When, a few weeks ago, Håkan Agnevall, president of Wartsila Corp., confirmed the company's decision during a meeting in Rome with the Minister for Economic Development, Giancarlo Giorgetti, the latter declared that the decision “undermines the trust that was at the basis of relations between Italy and Finland”, a significant statement bearing in mind that a few days earlier Giorgetti himself had met his Finnish ministerial colleagues in Finland.
These negative assessments were then echoed by the Trieste trade unions against Wärtsilä's pretence that the workers would take an active part in the dismantling of the factory: "Wärtsilä is shameless," declared Fim Cisl national secretary Massimiliano Nobis, adding that Wärtsilä had "stabbed 900 employees and their families, the entire social and industrial community of Trieste in the back, and snubbed the proposal of the project announced by the Ministry of Development.”
Industry of the Sea, another trade union, went even further demanding that the workers take an active part in the industrial disposal of the site, perhaps even “wearing white gloves.” It added that “'the peaceful garrison at the gates will remain until there are discussion of a serious industrial and employment plan. We will not accept that with a single stroke, an industrial history of decades can be erased and with it the skills of nine hundred workers.

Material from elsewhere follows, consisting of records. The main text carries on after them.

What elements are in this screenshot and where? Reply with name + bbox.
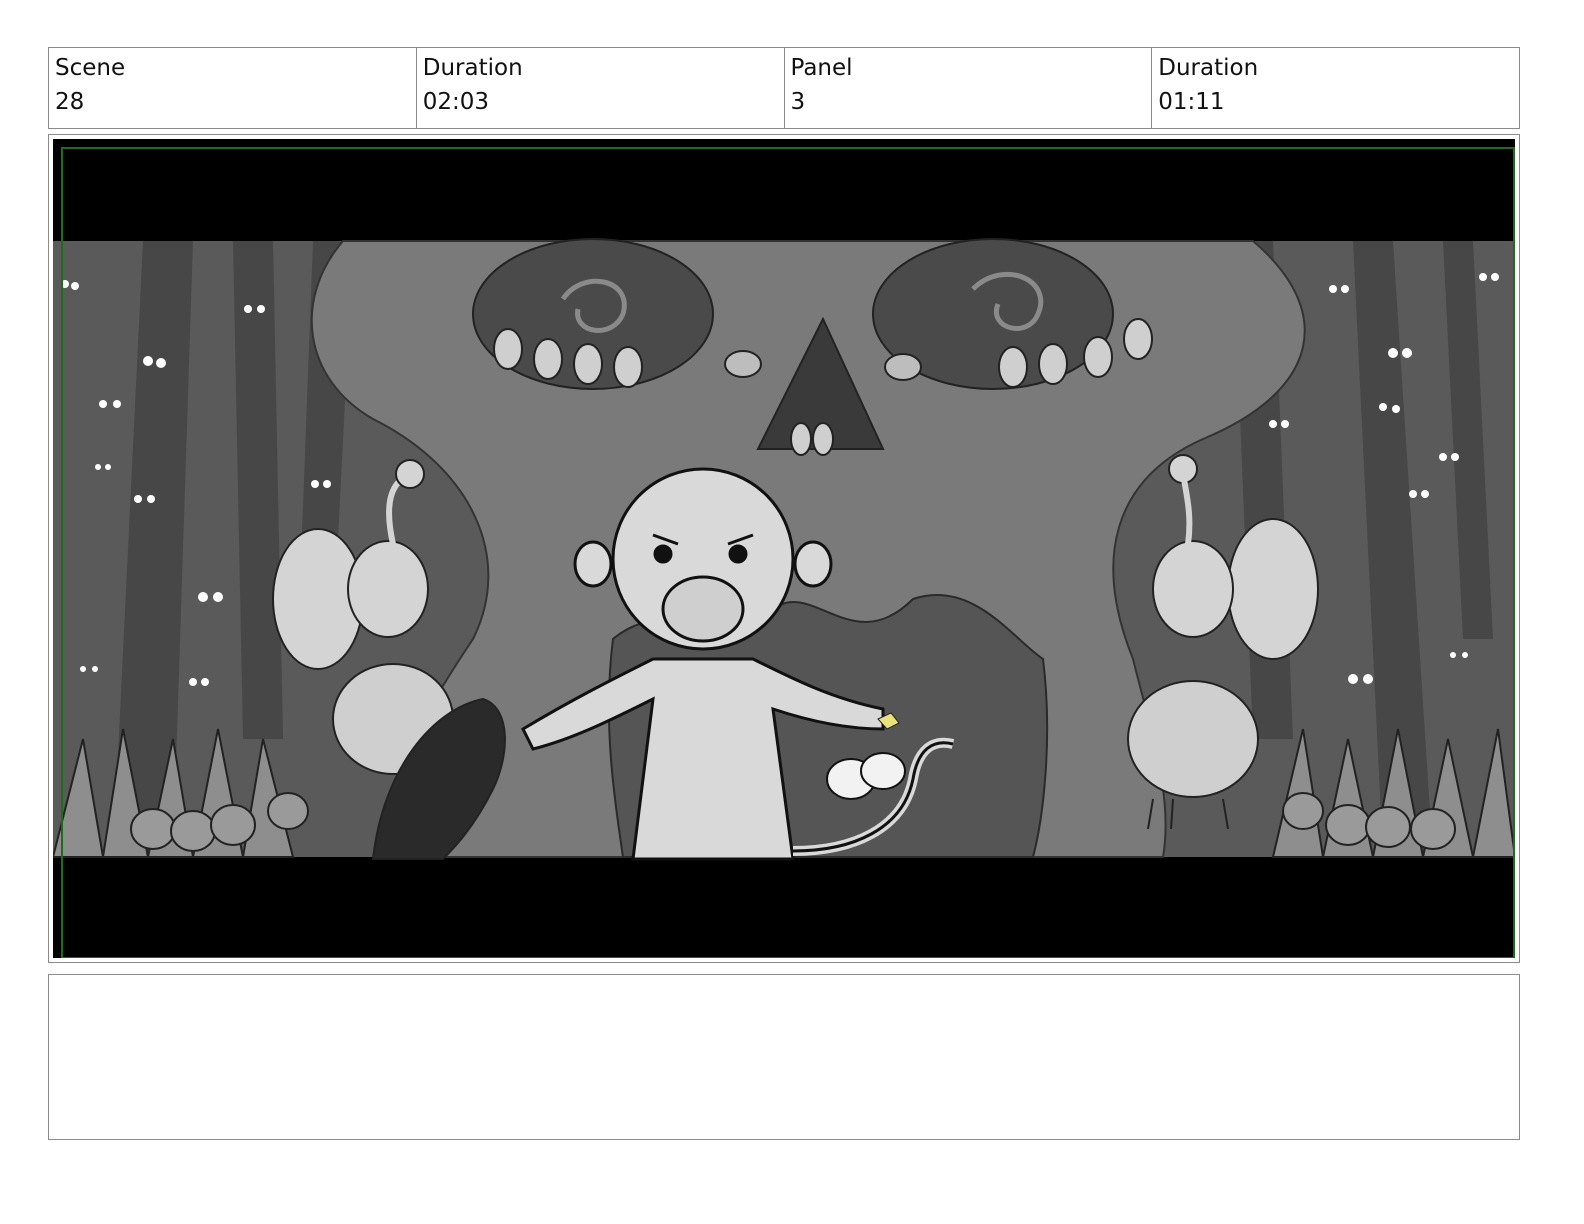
panel-label: Panel <box>790 55 853 81</box>
scene-duration-cell: Duration 02:03 <box>417 48 785 128</box>
panel-notes-box[interactable] <box>48 974 1520 1140</box>
storyboard-panel-image <box>53 139 1515 958</box>
panel-duration-value: 01:11 <box>1158 89 1225 115</box>
scene-duration-value: 02:03 <box>422 89 490 115</box>
panel-duration-cell: Duration 01:11 <box>1152 48 1519 128</box>
scene-value: 28 <box>55 89 85 115</box>
panel-sketch <box>53 139 1515 958</box>
panel-value: 3 <box>790 89 806 115</box>
panel-duration-label: Duration <box>1158 55 1259 81</box>
letterbox-bottom <box>53 857 1515 958</box>
storyboard-panel-frame <box>48 134 1520 963</box>
scene-info-table: Scene 28 Duration 02:03 Panel 3 Duration… <box>48 47 1520 129</box>
scene-label: Scene <box>55 55 126 81</box>
panel-cell: Panel 3 <box>785 48 1153 128</box>
scene-duration-label: Duration <box>422 55 523 81</box>
scene-cell: Scene 28 <box>49 48 417 128</box>
letterbox-top <box>53 139 1515 241</box>
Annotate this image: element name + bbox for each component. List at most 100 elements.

We once again reiterate that we need a lasting and solid industrial solution.”
Meanwhile, after having already conducted a strike, a joint statement was issued in which stated: “The trade unions FILT-CGIL, FITCISL, UILTRASPORTI E UGL MARE declare support for the personnel working at the port of Trieste as a sign of solidarity with the workers employed at the plant who risk their jobs. We support voluntary abstention by port operators from all operations concerning the Wärtsilä company, such as the loading of engines and their lifting on board ships, as well as all port operations concerning the company in question, until the dispute is resolved.”
The repercussions reached as far as South Korea where a demand for an explanation came for the delay in the shipment to Dsme (Daewoo Shipbuilding & Marine Engineering) of engines from the San Dorligo della Valle industrial site. The Consul General of the Republic of Korea, Kang Hyung-Shik, asked for an explanation in a letter to the Prefecture of Trieste, which was then forwarded to the President of the Region, Massimiliano Fedriga.
Fedriga responded by saying that he understands the difficulties that the Korean company is experiencing due to the delay in the delivery of engines produced by the Wärtsilä plant, but at the same time emphasized how this situation “was caused by the sudden decision of the Finnish owners to initiate the procedure for the immediate dismissal of 450 employees.”
Fedriga said that their actions “are aimed at defending their rights and opposing the decision taken by Wärtsilä.” Fedriga also asked the Koreans to help resolve the situation asking the Consul to “highlight directly to the Finnish company's management the negative impact that the closure of the plant is also causing to the Korean economy.”